Where Popigai showed more clasts and many different types of clasts by comparison to the Chassenon, for example, the Kara material takes the trend even further. The clasts in Kara breccia are packed tightly and often locked together with little space for any melt between clasts. The sharpness of the lines, corners, and angles of the Kara breccia is striking. There is often a soft roundness to the clasts in some of the breccias. There is a real freshly broken clean, sharp edge appearance to Kara breccia. As a comparison, I offer the last breccia for this article.

Ilyinets Crater in the Ukraine is an 8.5-kilometer crater thus the smallest of the ones sampled this time around. It is interesting material and also an impact into mixed target rock. It is mostly melt with some pieces having only tiny clasts. Some pieces of Ilyinets breccia are vesicular with vugs of good size, others are more solid with either no vugs or a handful that are tiny. A few pieces show clasts that are large. The material is among the least colorful in my collection. White, cream, tan, light pinkish brown with a few darker red brown clasts are about as dramatic as the color range gets. But the material is interesting under the microscope. Some of the large clasts show fine line striations running along their length.

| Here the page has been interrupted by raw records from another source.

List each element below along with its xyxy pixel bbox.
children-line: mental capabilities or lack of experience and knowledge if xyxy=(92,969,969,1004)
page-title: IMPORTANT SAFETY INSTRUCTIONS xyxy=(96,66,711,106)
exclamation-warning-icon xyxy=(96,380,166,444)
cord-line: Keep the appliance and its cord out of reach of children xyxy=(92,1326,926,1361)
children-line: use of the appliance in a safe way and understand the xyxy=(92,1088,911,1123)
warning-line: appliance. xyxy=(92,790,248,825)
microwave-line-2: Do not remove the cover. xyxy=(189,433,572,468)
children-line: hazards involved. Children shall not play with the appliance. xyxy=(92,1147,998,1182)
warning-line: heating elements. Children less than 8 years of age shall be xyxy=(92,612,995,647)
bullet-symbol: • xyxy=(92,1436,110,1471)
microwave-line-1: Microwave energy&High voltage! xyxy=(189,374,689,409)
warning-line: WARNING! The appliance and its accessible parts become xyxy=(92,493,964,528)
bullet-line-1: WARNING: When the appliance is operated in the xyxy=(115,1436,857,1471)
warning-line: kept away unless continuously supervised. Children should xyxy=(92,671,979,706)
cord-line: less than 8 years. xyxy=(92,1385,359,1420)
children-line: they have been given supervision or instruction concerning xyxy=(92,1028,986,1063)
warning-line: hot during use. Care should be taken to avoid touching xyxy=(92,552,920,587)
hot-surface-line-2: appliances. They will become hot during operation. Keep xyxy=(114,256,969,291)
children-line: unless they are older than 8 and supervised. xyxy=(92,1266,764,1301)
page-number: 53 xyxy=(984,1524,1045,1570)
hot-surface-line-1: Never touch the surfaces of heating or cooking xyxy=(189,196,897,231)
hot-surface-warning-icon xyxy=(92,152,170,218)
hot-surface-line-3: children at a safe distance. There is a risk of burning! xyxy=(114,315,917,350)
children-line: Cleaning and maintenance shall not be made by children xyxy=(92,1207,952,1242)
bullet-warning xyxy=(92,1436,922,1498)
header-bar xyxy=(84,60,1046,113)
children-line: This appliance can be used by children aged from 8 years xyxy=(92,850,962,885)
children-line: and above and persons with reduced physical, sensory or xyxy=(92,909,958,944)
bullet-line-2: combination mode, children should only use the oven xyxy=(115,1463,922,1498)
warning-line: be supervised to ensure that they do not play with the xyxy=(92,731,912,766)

There are so many different rocks associated with craters that one could collect them endlessly. I have not discussed the shattercones, the impactites, the microtektites, the larger tektites, the impact spherules, the flädles, or the embedded fossils that are found at craters. Guess that is material for future articles when in a couple of years I make my way back around to crater rocks.

Just because I can not resist I am going to include an image of the recent total solar eclipse that my wife and I enjoyed in Casper, Wyoming. We drove 8.5 hours from Kansas (we had planned to just jump across to Nebraska) to avoid bad weather and set up in a hotel parking lot. We both got wonderful images and saw our first total eclipse.